The medical community has a duty to tackle barriers to shared decision-making from a research and clinical perspective. On the research side, a qualitative mixed methods approach is needed (Fig. 1). We propose a stepwise process to first develop elderly specific national databases tracking long-term outcomes and patient reported-outcome measures. Next, predictive models should be developed to predict these measures and integrate the models into shared-decision making conversations. Existing trauma-specific measurement tools need to be prospectively validated and tailored to the geriatric population. Collaborative research with palliative care, geriatrics, internal medicine specialists are needed to create better predictive models using variables that are specific to older adults and translate those models into meaningful conversations with patients and families. In the geriatric burn literature, a high cutoff of the Baux score was established leading to low return-to-home rates and was used as a decision-making aid when setting goals of care.17 Similar cutoffs in the older adult patient population could be used as triggers for palliative care consultation and to facilitate shared decision-making conversations.
Fig. 1 –

Strategic Roadmap to Older Adult Patient-Centered Care.

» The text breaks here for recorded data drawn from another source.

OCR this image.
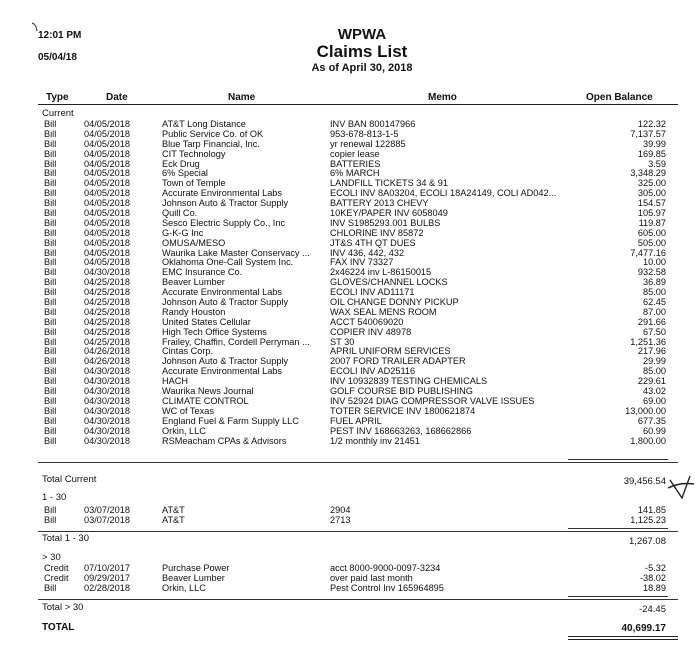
12:01 PM
05/04/18
WPWA
Claims List
As of April 30, 2018
Type	Date	Name	Memo	Open Balance
Current
Bill	04/05/2018	AT&T Long Distance	INV BAN 800147966	122.32
Bill	04/05/2018	Public Service Co. of OK	953-678-813-1-5	7,137.57
Bill	04/05/2018	Blue Tarp Financial, Inc.	yr renewal 122885	39.99
Bill	04/05/2018	CIT Technology	copier lease	169.85
Bill	04/05/2018	Eck Drug	BATTERIES	3.59
Bill	04/05/2018	6% Special	6% MARCH	3,348.29
Bill	04/05/2018	Town of Temple	LANDFILL TICKETS 34 & 91	325.00
Bill	04/05/2018	Accurate Environmental Labs	ECOLI INV 8A03204, ECOLI 18A24149, COLI AD042...	305.00
Bill	04/05/2018	Johnson Auto & Tractor Supply	BATTERY 2013 CHEVY	154.57
Bill	04/05/2018	Quill Co.	10KEY/PAPER INV 6058049	105.97
Bill	04/05/2018	Sesco Electric Supply Co., Inc	INV S1985293.001 BULBS	119.87
Bill	04/05/2018	G-K-G Inc	CHLORINE INV 85872	605.00
Bill	04/05/2018	OMUSA/MESO	JT&S 4TH QT DUES	505.00
Bill	04/05/2018	Waurika Lake Master Conservacy ...	INV 436, 442, 432	7,477.16
Bill	04/05/2018	Oklahoma One-Call System Inc.	FAX INV 73327	10.00
Bill	04/30/2018	EMC Insurance Co.	2x46224 inv L-86150015	932.58
Bill	04/25/2018	Beaver Lumber	GLOVES/CHANNEL LOCKS	36.89
Bill	04/25/2018	Accurate Environmental Labs	ECOLI INV AD11171	85.00
Bill	04/25/2018	Johnson Auto & Tractor Supply	OIL CHANGE DONNY PICKUP	62.45
Bill	04/25/2018	Randy Houston	WAX SEAL MENS ROOM	87.00
Bill	04/25/2018	United States Cellular	ACCT 540069020	291.66
Bill	04/25/2018	High Tech Office Systems	COPIER INV 48978	67.50
Bill	04/25/2018	Frailey, Chaffin, Cordell Perryman ...	ST 30	1,251.36
Bill	04/26/2018	Cintas Corp.	APRIL UNIFORM SERVICES	217.96
Bill	04/26/2018	Johnson Auto & Tractor Supply	2007 FORD TRAILER ADAPTER	29.99
Bill	04/30/2018	Accurate Environmental Labs	ECOLI INV AD25116	85.00
Bill	04/30/2018	HACH	INV 10932839 TESTING CHEMICALS	229.61
Bill	04/30/2018	Waurika News Journal	GOLF COURSE BID PUBLISHING	43.02
Bill	04/30/2018	CLIMATE CONTROL	INV 52924 DIAG COMPRESSOR VALVE ISSUES	69.00
Bill	04/30/2018	WC of Texas	TOTER SERVICE INV 1800621874	13,000.00
Bill	04/30/2018	England Fuel & Farm Supply LLC	FUEL APRIL	677.35
Bill	04/30/2018	Orkin, LLC	PEST INV 168663263, 168662866	60.99
Bill	04/30/2018	RSMeacham CPAs & Advisors	1/2 monthly inv 21451	1,800.00
Total Current	39,456.54
1 - 30
Bill	03/07/2018	AT&T	2904	141.85
Bill	03/07/2018	AT&T	2713	1,125.23
Total 1 - 30	1,267.08
> 30
Credit	07/10/2017	Purchase Power	acct 8000-9000-0097-3234	-5.32
Credit	09/29/2017	Beaver Lumber	over paid last month	-38.02
Bill	02/28/2018	Orkin, LLC	Pest Control Inv 165964895	18.89
Total > 30	-24.45
TOTAL	40,699.17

On the clinical side, evidence-based guidelines are needed to guide older aged trauma care. Using the research above, goal-directed solutions must be developed, implemented and tracked nationally. For example, shared-decision making conversations should be tracked, required and could take place during routine trauma care, such as during the tertiary survey. Like other risk-adjusted complications tracked by TQIP, such as pulmonary embolism or wound infection, we suggest individualized trauma center tracking of geriatric medicine consults, goals of care conversations, palliative care consults, non-favorable discharges, intensive care days, death and complications to set standards for older aged trauma which could take place under the American College of Surgeons Geriatric Surgery Verification Program. Events representing discordant care, such as invasive surgery and subsequent rapid transition to from a life-prolonging approach to comfort-based approach, should be tracked and studied. Next, strategies must be developed to avoid them.